Results-driven Data Engineer with experience at Wipro Limited, specializing in AWS and Glue for seamless data migration and ETL processes. Proficient in Spark and SQL, I excel in optimizing data workflows and collaborating effectively with stakeholders to meet business requirements. Committed to delivering high-quality solutions in fast-paced environments.
Project Name: Sales Data Analytics
Project Role: Data Engineer.
Client: Nike
Environment: AWS – S3.| Snowflake | DBT | SQL | JINJA | GitHub | Scrum.
Description: The use case is to copy data from AWS S3 to Snowflake’s Cloud Data Warehouse and perform ETL operations on top of it using DBT for analyzing sales data.
Responsibilities:
Loaded data from AWS S3 into Snowflake, ensuring accuracy and efficiency.
Executed ETL operations by integrating Snowflake and GitHub through DBT.
Created complex sub-queries, joins, and views using Jinja and SQL in Snowflake environment.
Designed models, macros, and tests, leveraging packages and seeds to boost query performance.
Conducted data modeling by refining data types and resolving duplicates and null entries.
Transformed and loaded semi-structured data formats into AWS S3 aligned with client specifications.
Assessed business requirements to ensure alignment with project outcomes.
Project: Data migration from legacy to modern Big Data Platform.
Project Role: Data Engineer
Client : Adidas
Environment: AWS S3 | Pyspark | SparkSQL | Databricks | MySQL | Postgres SQL | GIT| JIRA.
Description: The use case is to migrate data from on-premises to the AWS cloud, and on top of that, the business requirement is to perform ETL operations using Databricks on data available in S3 and to store the transformed data in Redshift according to their business requirements.
Roles and Responsibilities: Developed ETL processes integrating AWS S3, Databricks, and Redshift for seamless data migration.
Automated data extraction from client server to AWS S3 using Airflow for efficiency.
Extracted data through API, ensuring accurate import of raw datasets into AWS S3.

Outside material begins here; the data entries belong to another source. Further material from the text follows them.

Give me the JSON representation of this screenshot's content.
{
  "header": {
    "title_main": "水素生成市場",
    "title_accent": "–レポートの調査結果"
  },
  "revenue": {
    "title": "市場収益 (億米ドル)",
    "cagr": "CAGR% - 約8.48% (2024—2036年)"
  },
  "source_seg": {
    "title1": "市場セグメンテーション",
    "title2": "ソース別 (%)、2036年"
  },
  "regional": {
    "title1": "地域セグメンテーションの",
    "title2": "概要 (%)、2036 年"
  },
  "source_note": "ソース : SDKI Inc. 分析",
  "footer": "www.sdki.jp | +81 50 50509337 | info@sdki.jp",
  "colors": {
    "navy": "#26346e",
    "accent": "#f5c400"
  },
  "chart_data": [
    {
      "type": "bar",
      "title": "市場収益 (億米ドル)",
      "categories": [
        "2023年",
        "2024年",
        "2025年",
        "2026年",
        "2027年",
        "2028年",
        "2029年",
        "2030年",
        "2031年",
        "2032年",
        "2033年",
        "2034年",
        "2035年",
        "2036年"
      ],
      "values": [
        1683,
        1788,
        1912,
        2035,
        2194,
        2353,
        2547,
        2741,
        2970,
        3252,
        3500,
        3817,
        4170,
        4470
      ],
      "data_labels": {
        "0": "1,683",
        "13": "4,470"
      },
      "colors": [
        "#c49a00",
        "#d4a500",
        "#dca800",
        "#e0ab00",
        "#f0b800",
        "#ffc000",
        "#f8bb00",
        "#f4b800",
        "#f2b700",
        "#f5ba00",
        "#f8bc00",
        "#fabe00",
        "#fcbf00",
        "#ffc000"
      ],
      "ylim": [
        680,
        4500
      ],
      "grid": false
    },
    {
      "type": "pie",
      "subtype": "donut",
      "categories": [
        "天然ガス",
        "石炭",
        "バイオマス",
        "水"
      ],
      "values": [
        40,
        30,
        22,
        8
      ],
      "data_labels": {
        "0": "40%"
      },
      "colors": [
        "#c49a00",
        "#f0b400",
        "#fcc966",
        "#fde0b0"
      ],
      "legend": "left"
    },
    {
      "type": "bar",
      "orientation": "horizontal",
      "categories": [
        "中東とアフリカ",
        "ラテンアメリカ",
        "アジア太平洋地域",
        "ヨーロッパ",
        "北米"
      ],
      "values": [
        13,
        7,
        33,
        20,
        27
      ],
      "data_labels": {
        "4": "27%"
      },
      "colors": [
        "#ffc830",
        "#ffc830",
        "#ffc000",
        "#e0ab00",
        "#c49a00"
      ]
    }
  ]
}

Implemented optimization techniques like data serialization and predicate pushdown for effective transformations.
Created DAGs for query optimization based on event-driven triggers or CDC.
Established event-based and scheduled triggers for continuous data migration from S3 to Redshift.
Conducted analysis of datasets in Redshift utilizing Redshift Query Editor for insights.
Participated in business requirements gatherings to align data transformation with client needs.
Client: Mercedes Benz
Project Role: Data Engineer
Environment: Azure Data Lake Storage, Azure Data Factory, Azure Storage, and on-premises data sources.
Description: Migrate large volumes of structured and unstructured data from on-premises data sources to Azure Data Lake Storage for centralized data management and analytics.
Roles and Responsibilities:
· Configure and manage data movement activities, such as copy data tasks and data flows.
· Integrate with on-premises data sources and handle various data formats (structured, semi-structured, and unstructured).
· Design and implement data transformation logic using Azure Data Factory's mapping data flows or Spark activities.
· Optimize data processing workflows for performance and efficiency.
· Integrate Azure Data Lake Storage with other Azure services for data processing and analysis.
· Implement data integration patterns with Azure services like Azure Databricks, Azure Synapse Analytics.
· Collaborate with data analysts or data scientists to facilitate data access and consumption.
· Implement techniques like partitioning, compression, or parallel copying to improve transfer speeds.
· Continuously improve and refactor existing data ingestion pipelines for better performance, maintainability, and scalability.
I, Sandra Pradeepa, hereby declare that the above information and particulars furnished are true and correct to the best of my personal knowledge and belief.